Albert - Das Online-Magazin
Gedichte von Halina Birenbaum
Gedenken
Gedenken – ist Leben
meiner umgebrachten Verwandten.
Damals ist Ewigkeit,
ihr Leiden – ihr Tod sind mein Prisma
durch das ich sehe und alles bremse,
das ist nicht nur gestern,
das ist morgen und heute,
Schmerz, Hass dem Übel
und echte Liebe!
1991
Das Mädchen von Shoa
Ich sehe mich immer noch als jenes kleine Mädchen.
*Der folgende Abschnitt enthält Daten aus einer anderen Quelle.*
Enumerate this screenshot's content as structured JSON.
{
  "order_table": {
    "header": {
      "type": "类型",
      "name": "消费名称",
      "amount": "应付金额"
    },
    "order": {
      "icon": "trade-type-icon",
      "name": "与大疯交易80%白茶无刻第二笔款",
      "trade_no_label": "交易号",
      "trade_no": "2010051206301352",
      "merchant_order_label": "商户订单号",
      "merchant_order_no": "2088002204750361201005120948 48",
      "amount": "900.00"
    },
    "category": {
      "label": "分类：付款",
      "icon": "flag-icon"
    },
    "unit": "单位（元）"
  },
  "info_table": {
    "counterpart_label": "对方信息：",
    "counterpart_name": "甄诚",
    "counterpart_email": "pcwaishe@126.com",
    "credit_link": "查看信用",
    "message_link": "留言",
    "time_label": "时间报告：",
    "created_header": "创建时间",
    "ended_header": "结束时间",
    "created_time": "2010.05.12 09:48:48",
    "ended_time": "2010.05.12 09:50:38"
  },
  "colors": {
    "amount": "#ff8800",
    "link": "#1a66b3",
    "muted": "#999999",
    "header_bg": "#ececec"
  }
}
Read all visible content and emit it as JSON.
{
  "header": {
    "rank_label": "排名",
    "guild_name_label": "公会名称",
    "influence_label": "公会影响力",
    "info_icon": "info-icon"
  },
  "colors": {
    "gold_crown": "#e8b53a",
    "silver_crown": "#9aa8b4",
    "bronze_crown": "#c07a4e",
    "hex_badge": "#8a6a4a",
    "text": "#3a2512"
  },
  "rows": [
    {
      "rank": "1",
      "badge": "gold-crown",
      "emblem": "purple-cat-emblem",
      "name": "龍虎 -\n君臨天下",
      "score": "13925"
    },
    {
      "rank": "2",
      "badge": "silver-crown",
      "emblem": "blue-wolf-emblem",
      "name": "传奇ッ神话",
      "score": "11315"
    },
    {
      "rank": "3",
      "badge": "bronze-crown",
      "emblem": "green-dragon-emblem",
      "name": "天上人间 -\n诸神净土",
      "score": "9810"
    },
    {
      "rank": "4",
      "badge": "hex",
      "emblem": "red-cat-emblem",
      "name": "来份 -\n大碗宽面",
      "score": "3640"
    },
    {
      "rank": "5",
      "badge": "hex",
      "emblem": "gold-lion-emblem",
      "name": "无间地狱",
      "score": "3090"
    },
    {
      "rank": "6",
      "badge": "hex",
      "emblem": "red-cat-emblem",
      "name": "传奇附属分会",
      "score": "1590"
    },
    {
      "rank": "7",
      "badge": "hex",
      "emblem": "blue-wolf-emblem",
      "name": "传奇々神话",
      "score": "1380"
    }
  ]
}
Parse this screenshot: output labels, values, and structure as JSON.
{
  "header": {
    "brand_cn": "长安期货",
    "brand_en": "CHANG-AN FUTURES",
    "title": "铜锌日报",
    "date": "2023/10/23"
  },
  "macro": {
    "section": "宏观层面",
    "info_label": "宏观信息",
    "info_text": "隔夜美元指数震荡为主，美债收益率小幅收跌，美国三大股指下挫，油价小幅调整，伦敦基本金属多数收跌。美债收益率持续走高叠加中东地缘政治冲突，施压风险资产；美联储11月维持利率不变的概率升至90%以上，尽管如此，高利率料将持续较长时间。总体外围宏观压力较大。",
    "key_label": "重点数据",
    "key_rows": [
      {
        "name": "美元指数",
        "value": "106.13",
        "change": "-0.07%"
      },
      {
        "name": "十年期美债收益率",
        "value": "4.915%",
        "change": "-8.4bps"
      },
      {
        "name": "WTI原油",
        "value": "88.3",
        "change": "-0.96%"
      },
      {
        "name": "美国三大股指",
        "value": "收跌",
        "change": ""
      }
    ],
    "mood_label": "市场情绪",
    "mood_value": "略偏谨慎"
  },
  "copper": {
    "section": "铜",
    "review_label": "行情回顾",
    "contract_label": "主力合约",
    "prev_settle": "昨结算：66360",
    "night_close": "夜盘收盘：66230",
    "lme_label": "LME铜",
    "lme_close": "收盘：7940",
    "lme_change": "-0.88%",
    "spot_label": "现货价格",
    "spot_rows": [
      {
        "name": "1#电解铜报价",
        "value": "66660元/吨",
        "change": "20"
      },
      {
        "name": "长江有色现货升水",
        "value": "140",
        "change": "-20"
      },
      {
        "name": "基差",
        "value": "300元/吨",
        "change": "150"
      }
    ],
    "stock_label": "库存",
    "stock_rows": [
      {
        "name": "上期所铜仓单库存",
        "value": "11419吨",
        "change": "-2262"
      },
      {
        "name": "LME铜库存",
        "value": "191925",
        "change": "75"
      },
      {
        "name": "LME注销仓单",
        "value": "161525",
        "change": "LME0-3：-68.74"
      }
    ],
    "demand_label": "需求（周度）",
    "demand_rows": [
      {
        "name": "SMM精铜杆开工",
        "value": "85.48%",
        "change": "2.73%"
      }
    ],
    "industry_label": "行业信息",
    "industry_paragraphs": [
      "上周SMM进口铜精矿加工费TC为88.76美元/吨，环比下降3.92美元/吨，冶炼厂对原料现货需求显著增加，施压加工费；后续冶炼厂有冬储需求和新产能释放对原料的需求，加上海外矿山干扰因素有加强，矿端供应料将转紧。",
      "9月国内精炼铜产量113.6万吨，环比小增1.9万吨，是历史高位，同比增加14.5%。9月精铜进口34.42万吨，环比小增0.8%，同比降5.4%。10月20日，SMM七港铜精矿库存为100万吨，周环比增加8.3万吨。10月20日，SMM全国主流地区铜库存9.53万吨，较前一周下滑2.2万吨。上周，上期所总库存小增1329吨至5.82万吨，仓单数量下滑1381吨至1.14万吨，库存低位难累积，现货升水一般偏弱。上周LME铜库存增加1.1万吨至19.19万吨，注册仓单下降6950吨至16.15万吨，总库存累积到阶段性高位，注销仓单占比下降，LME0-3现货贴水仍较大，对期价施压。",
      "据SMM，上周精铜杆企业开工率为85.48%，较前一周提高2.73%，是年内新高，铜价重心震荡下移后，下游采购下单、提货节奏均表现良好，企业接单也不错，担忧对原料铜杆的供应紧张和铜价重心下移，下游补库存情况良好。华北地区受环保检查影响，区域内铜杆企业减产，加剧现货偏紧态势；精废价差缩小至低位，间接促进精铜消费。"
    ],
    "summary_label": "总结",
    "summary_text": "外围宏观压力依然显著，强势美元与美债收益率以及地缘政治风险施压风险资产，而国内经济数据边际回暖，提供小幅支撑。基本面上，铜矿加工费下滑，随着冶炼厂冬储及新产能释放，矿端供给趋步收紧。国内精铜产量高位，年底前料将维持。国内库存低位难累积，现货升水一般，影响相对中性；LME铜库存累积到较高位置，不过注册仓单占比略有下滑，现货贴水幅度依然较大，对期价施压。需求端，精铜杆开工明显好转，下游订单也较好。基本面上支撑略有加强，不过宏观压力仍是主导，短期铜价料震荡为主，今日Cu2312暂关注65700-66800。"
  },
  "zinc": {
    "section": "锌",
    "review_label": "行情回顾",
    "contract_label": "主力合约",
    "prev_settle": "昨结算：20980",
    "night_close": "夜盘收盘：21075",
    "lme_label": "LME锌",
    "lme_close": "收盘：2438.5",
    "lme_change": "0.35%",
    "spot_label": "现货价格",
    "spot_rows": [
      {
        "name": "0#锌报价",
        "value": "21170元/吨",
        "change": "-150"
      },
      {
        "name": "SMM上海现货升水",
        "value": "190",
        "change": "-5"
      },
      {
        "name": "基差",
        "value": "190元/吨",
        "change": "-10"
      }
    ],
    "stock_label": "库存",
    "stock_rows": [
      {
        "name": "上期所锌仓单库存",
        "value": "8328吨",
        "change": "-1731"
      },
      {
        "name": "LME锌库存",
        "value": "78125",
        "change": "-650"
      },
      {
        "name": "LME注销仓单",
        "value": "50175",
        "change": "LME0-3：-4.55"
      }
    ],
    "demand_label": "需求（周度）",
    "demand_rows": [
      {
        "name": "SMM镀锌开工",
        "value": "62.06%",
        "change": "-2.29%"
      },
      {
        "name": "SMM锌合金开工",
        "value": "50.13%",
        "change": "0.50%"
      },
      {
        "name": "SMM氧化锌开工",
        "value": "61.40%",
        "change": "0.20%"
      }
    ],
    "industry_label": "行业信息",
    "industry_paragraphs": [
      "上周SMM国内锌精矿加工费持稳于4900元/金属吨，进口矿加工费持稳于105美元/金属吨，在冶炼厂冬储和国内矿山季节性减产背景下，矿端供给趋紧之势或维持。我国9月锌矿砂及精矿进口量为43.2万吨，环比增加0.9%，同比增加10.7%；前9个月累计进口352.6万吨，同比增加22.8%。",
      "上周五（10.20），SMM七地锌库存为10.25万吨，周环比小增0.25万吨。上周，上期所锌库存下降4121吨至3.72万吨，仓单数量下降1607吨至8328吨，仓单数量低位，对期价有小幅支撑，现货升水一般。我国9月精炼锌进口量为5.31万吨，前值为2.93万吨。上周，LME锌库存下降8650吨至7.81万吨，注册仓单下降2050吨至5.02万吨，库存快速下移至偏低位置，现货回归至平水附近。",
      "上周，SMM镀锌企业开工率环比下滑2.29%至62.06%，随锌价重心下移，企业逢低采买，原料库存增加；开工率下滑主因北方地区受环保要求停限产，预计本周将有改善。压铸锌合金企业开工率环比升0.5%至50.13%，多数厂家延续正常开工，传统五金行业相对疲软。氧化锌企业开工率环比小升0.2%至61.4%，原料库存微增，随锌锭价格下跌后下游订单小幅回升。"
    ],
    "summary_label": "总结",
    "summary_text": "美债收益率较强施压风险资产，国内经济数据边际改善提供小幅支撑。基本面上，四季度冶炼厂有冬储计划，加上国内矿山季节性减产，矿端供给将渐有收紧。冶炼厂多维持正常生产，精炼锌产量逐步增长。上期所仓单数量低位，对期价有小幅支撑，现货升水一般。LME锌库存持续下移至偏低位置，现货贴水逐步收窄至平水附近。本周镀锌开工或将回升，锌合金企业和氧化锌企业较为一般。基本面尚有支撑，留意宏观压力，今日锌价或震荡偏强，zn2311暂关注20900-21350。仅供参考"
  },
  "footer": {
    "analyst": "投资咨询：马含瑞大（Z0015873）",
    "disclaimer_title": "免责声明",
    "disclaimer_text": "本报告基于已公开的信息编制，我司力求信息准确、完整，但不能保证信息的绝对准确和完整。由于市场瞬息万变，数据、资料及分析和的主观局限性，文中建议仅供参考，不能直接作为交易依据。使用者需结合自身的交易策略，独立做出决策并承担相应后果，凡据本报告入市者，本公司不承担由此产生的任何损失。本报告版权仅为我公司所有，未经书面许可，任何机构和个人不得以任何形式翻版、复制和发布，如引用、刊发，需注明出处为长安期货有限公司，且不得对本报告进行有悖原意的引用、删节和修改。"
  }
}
Ich spüre es in mir unaufhörlich,
auch an der Schwelle des Alters.
Ich erinnere mich nur an es.
Ich identifiziere mich mit ihm.
Alles andere rückt fern von mir in die Vergessenheit
übergroß in mir ist das ewige Mädchen aus den Holocaustjahren.
Es will nicht verschwinden in den Schatten der Jahre und vielen Ereignisse.
Es läuft mir nach in der Spur all meiner Wege.
Es erlaubt mir nicht erwachsen zu werden.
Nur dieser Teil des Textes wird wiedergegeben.